In the piece, the former Arizona lawmaker accuses “a minority of senators” of bringing “shame on themselves and our government itself by choosing to do nothing” despite public support and lobbying efforts by the victims of gun violence. She also pledges to rally public support against the senators who voted against the bill.
“Mark my words: if we cannot make our communities safer with the Congress we have now, we will use every means available to make sure we have a different Congress, one that puts communities’ interests ahead of the gun lobby’s,” Giffords writes.
Earlier Wednesday, Giffords personally visited with senators ahead of the afternoon vote, which fell five votes short of the 60 necessary. She later appeared at the White House with President Obama and victims’ families from the Newtown, Conn., elementary school massacre.
At the event, the president offered similar disappointment, saying “this was a pretty shameful day for Washington.”

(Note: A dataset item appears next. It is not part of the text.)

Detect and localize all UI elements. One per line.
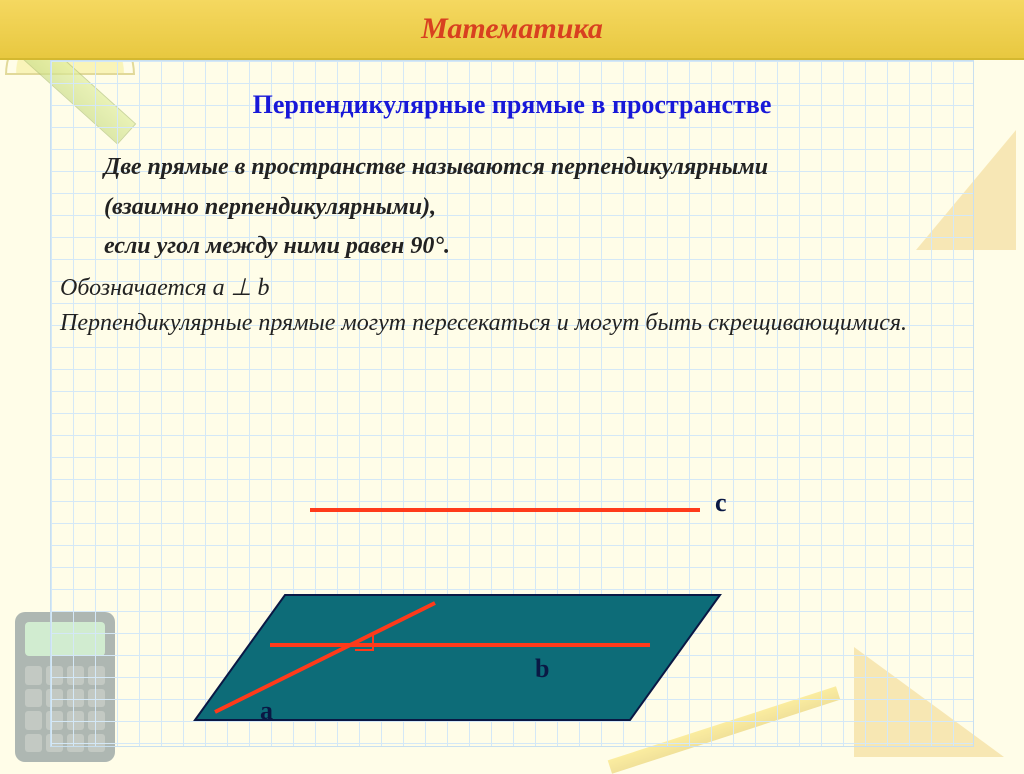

“If action by Congress could have saved one person, one child, a few hundred, a few thousand — if it could have prevented those people from losing their lives to gun violence in the future while preserving our Second Amendment rights, we had an obligation to try,” Obama said. “This legislation met that test. And too many senators failed theirs.”
Giffords and her husband, former astronaut Mark Kelly, launched a super-PAC earlier this year designed to counter the political influence of the National Rifle Association. The group — Americans for Responsible Solutions — has said it hopes to raise $20 million to spend on the coming 2014 election.